Until the Madrid final last year, Murray was 0-6 against Nadal on clay, but he has won two of their last three duels on the dirt.
On Sunday, he beat Djokovic for the first time on clay after losing their first four matches on the surface, including last year’s French Open semis and the Madrid final last week with both matches going into the decider.
Murray, then, will be arriving in Paris next week with his belief at its peak, and why not?
“I had a great preparation now going into the French Open as well with a lot of matches,” he said. “I have played against Rafa a couple of times, Novak a couple of times.
“You know, I have not won all of the matches, but competed extremely well even in the ones I have lost.
“So I’m going to Roland Garros with a lot of confidence and really good preparation.”

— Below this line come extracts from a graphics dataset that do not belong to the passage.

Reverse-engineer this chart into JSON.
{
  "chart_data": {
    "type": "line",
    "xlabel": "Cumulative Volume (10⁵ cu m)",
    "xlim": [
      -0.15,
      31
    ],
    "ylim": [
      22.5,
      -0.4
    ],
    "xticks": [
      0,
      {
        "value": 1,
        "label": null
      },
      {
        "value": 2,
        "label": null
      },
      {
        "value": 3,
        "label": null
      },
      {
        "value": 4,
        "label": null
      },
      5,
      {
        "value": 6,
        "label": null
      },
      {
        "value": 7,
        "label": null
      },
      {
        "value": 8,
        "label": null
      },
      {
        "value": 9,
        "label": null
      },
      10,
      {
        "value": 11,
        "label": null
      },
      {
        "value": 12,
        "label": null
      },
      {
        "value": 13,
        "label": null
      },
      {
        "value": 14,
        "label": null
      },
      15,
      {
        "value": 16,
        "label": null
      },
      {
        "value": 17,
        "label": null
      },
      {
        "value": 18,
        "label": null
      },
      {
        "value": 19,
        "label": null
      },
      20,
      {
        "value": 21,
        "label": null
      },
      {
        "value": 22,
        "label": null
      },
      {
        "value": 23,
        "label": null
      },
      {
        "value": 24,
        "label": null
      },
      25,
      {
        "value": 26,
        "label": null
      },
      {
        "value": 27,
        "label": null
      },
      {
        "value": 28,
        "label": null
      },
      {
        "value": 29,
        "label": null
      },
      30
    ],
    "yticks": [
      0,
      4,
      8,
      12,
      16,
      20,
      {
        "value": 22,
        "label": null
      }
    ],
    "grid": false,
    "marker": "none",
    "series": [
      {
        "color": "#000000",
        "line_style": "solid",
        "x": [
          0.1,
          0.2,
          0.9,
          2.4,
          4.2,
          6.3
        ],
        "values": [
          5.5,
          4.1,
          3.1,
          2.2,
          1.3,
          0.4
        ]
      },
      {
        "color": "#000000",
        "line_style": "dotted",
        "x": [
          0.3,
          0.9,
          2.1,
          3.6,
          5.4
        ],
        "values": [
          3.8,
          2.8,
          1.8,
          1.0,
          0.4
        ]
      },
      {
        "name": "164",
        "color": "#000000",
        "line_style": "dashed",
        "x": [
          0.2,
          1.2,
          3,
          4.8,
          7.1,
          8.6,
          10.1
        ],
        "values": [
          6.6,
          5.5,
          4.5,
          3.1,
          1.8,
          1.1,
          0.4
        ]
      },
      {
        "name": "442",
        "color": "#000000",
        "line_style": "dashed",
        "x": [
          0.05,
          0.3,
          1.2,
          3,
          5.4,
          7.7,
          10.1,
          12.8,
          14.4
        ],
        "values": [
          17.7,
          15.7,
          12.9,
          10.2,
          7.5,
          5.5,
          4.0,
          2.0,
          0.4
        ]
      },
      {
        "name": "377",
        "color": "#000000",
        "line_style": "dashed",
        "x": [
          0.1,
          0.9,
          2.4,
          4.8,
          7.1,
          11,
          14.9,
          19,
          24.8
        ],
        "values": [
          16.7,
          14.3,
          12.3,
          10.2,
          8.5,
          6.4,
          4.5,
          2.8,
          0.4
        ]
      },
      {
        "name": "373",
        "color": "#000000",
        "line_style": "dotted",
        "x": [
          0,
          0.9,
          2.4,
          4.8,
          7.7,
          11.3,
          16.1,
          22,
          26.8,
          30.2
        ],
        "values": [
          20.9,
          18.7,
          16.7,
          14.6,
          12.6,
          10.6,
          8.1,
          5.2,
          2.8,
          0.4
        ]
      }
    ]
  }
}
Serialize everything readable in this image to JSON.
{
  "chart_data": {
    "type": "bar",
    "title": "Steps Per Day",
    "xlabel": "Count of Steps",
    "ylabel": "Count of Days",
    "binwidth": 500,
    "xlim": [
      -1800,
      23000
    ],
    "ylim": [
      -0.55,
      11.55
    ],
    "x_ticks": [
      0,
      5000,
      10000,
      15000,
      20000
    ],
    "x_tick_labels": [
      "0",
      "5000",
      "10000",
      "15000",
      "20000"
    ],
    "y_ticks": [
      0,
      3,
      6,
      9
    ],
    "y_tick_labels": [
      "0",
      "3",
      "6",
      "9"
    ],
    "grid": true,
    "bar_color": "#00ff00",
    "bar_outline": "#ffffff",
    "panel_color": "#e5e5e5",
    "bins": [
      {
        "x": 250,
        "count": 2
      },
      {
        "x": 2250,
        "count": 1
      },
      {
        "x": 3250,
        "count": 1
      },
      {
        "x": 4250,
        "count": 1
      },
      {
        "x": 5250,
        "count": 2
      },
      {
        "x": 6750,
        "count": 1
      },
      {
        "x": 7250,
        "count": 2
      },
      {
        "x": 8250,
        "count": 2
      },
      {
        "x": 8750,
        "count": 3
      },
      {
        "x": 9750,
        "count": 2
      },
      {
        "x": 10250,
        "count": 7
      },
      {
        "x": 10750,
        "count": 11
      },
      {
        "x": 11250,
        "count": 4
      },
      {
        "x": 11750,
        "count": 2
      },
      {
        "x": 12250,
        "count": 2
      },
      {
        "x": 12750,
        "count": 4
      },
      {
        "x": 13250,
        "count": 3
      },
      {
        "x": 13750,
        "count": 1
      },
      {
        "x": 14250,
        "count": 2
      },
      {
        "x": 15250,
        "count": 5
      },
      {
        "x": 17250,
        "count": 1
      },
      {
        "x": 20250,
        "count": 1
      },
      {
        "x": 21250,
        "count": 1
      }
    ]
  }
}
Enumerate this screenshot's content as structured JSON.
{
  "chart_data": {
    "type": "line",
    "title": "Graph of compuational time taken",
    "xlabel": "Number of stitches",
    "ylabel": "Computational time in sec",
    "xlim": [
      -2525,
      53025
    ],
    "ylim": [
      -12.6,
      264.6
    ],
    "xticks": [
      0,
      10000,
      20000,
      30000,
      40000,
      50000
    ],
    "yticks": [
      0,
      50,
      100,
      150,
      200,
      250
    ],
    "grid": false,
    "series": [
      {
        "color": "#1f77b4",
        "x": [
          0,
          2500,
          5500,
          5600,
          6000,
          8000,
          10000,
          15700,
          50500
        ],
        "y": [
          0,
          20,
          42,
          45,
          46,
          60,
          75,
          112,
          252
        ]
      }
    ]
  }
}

On current form, he will certainly be the man to beat at Roland Garros. Nadal is not the force he once was on clay, Roger Federer might not even be there and Stan Wawrinka, the defending champion, remains as unpredictable as ever.
Djokovic, of course, is the best tennis player on the planet at this moment, on any surface. But he will be carrying that extra burden of expectations as he makes another bid to complete a career grand slam, having three times already lost in the final. That could be an advantage for Murray.
As the top two seeds, they can only meet in the Roland Garros final and, as Wawrinka showed last year, anything can happen.
So do not be surprised if Murray, the first British man to win at the Foro Italico since George Patrick Hughes in 1931, becomes the first British man to win the French Open since Fred Perry in 1935.